I figured Katie would immediately protest. When she was four, she began insisting that we call her Katie, not Kate. When Will and I decided to name our child Katherine after my sister and great-grandmother, we decided on the nickname Kate to eliminate confusion. My sister's nickname is Kit or Kitty, which is the same nickname our great-grandmother had. I wanted my daughter to have her own nickname.

Will and I both love the name Kate. Will said, "It seems like all the pretty girls at school were named Kate." I said, "Kate Carleton sounds presidential."

But when Baby Kate turned four and began forming her own opinions, she informed us that from there on out she would be known as Katie, not Kate.

I admit, I was disappointed at first. Katie Carleton sounds like a great babysitter, or cheerleader, or romance novelist. Katie Carleton does not sound presidential. But I also understand that the best way to raise a kid who has the confidence to lead a nation is by letting them make important decisions when they are little bitty. So I caved and started calling her Katie.

Over the years I've slipped up a few times and accidentally called her Kate. Each time she has corrected me. "It's Katie," she'd insist.

But this time was different. This time, when I pointed out to her that if she gets to call us the more mature versions of our nicknames, then it's only fair that we get to do the same with her nickname.

"OK," she said. "You can call me Kate again."

"Hooray!" I shouted. "I've always loved the name Kate."

"I know, Mom." Kate smiled. A little too maturely for my taste.




Monday, February 2, 2015

Let Assholes Be Assholes

I was in the right lane, driving 60 in a 65mph zone. It's snowy and the wind is blowing hard, so I had slowed down to be safe. Then the car behind me starts following way too close. I don't speed up because, you know, hazardous driving conditions.

After a few seconds the car behind me jerks around and starts to pass on the left. I heard a honk as the driver flew by me. At first I thought someone else was honking at this unsafe driver, but then I realized the unsafe driver was honking at ME.

I stayed calm. My pride is not worth a car wreck. Then suddenly I had to brake. The unsafe driver had pulled right in front of me, and in doing so fishtailed and had to slow down so the car didn't spin. Because I was driving slower than usual and paying close attention to the road, I did not slam into the unsafe driver's car.

I *did* think very bad thoughts about the unsafe driver.

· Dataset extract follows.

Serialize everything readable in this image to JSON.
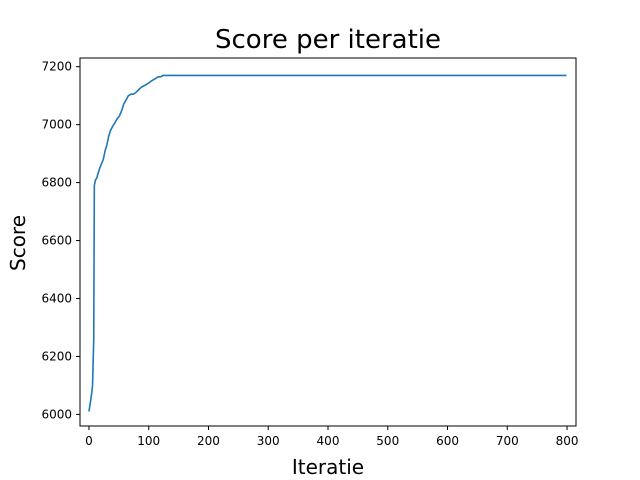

I might have even, if only for a split second, thought I hope that asshole gets in a wreck up ahead. Immediately, I felt bad. But come on. Nobody's perfect. I'm not Jesus. I mean, it's not like I wanted the asshole to wreck into someone else's car. Just a nice little slip off the road and into the guard rail would suffice. Air bag would get deployed. No one would get hurt. Just, you know, teach 'em a lesson.

There's this German word, schadenfreude. I love the word schadenfreude. It basically translates to English as "feeling good about another person's misfortunes." Schadenfreude is what was going on when I momentarily wished a car wreck upon that stupid driver.

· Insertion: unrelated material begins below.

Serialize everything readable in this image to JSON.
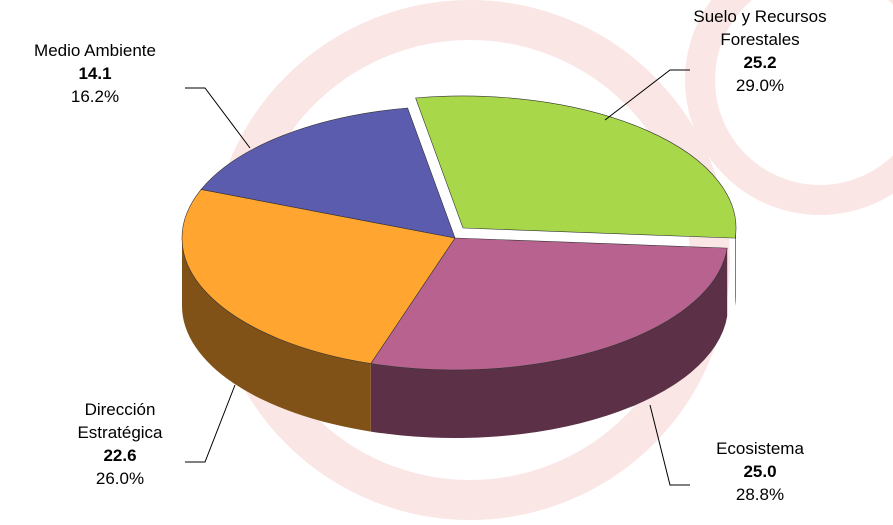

But you know what? The good feeling didn't last long. As soon as I pictured the car crashed into the guard rail, it felt like I'm the one who'd become the asshole, not the unsafe driver. I don't want to be that person. I want to be better than that. It's human to experience feelings of schadenfreude from time to time, but is it right?

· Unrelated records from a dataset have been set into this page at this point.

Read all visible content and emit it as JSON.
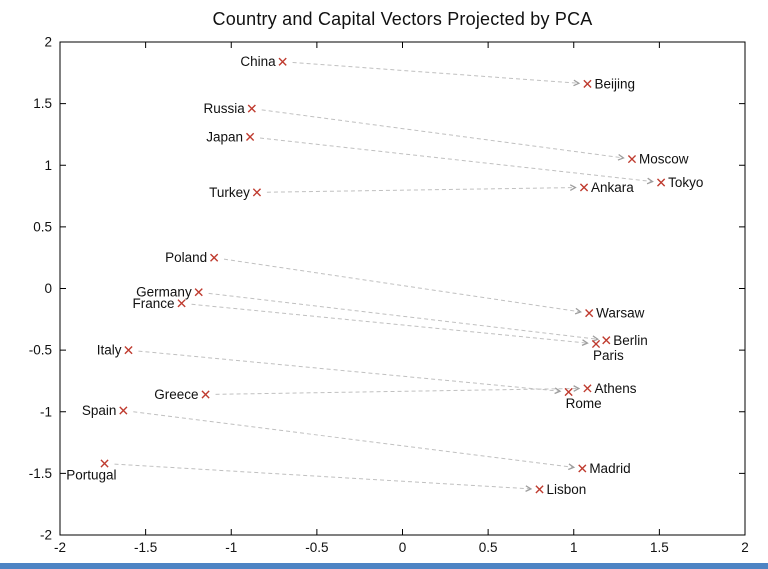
{
  "chart_data": {
    "type": "scatter",
    "title": "Country and Capital Vectors Projected by PCA",
    "xlabel": "",
    "ylabel": "",
    "xlim": [
      -2,
      2
    ],
    "ylim": [
      -2,
      2
    ],
    "x_ticks": [
      "-2",
      "-1.5",
      "-1",
      "-0.5",
      "0",
      "0.5",
      "1",
      "1.5",
      "2"
    ],
    "y_ticks": [
      "-2",
      "-1.5",
      "-1",
      "-0.5",
      "0",
      "0.5",
      "1",
      "1.5",
      "2"
    ],
    "grid": false,
    "legend": "none",
    "marker_style": "red-x",
    "connector_style": "dashed-gray-arrow",
    "pairs": [
      {
        "country": "China",
        "country_xy": [
          -0.7,
          1.84
        ],
        "country_label_pos": "left",
        "capital": "Beijing",
        "capital_xy": [
          1.08,
          1.66
        ],
        "capital_label_pos": "right"
      },
      {
        "country": "Russia",
        "country_xy": [
          -0.88,
          1.46
        ],
        "country_label_pos": "left",
        "capital": "Moscow",
        "capital_xy": [
          1.34,
          1.05
        ],
        "capital_label_pos": "right"
      },
      {
        "country": "Japan",
        "country_xy": [
          -0.89,
          1.23
        ],
        "country_label_pos": "left",
        "capital": "Tokyo",
        "capital_xy": [
          1.51,
          0.86
        ],
        "capital_label_pos": "right"
      },
      {
        "country": "Turkey",
        "country_xy": [
          -0.85,
          0.78
        ],
        "country_label_pos": "left",
        "capital": "Ankara",
        "capital_xy": [
          1.06,
          0.82
        ],
        "capital_label_pos": "right"
      },
      {
        "country": "Poland",
        "country_xy": [
          -1.1,
          0.25
        ],
        "country_label_pos": "left",
        "capital": "Warsaw",
        "capital_xy": [
          1.09,
          -0.2
        ],
        "capital_label_pos": "right"
      },
      {
        "country": "Germany",
        "country_xy": [
          -1.19,
          -0.03
        ],
        "country_label_pos": "left",
        "capital": "Berlin",
        "capital_xy": [
          1.19,
          -0.42
        ],
        "capital_label_pos": "right"
      },
      {
        "country": "France",
        "country_xy": [
          -1.29,
          -0.12
        ],
        "country_label_pos": "left",
        "capital": "Paris",
        "capital_xy": [
          1.13,
          -0.45
        ],
        "capital_label_pos": "below-start"
      },
      {
        "country": "Italy",
        "country_xy": [
          -1.6,
          -0.5
        ],
        "country_label_pos": "left",
        "capital": "Rome",
        "capital_xy": [
          0.97,
          -0.84
        ],
        "capital_label_pos": "below-start"
      },
      {
        "country": "Greece",
        "country_xy": [
          -1.15,
          -0.86
        ],
        "country_label_pos": "left",
        "capital": "Athens",
        "capital_xy": [
          1.08,
          -0.81
        ],
        "capital_label_pos": "right"
      },
      {
        "country": "Spain",
        "country_xy": [
          -1.63,
          -0.99
        ],
        "country_label_pos": "left",
        "capital": "Madrid",
        "capital_xy": [
          1.05,
          -1.46
        ],
        "capital_label_pos": "right"
      },
      {
        "country": "Portugal",
        "country_xy": [
          -1.74,
          -1.42
        ],
        "country_label_pos": "below-end",
        "capital": "Lisbon",
        "capital_xy": [
          0.8,
          -1.63
        ],
        "capital_label_pos": "right"
      }
    ]
  },
  "colors": {
    "marker": "#bf3b2f",
    "arrow": "#c0c0c0",
    "arrow_head": "#9e9e9e",
    "axis": "#000000",
    "text": "#111111",
    "background": "#ffffff",
    "progress_bar": "#4d84c4"
  }
}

I thought about all this while I kept driving. I made my exit and then realized where I was going. I was on my way to drop Katie off at church for choir practice.

Wait a minute? Is this guilt I'm feeling? Do I feel bad for hoping that asshole wrecks because of all this time I've been spending at church? What the hell?

I don't know about all that. I don't believe a person has to go to church to know how to be a good person. But it made me think. If Jesus were alive today, I wonder if he'd have road rage? Probably not. If Jesus ever got in a car wreck he'd turn around so the other car could slam into the other side. Sometimes Jesus seems like a show off. He's such a golden boy.

But Jesus is right. I feel better about myself when I don't wish bad things upon other people. Let assholes be assholes. Don't let them turn you into one, too. That's a quote from the Bible, right?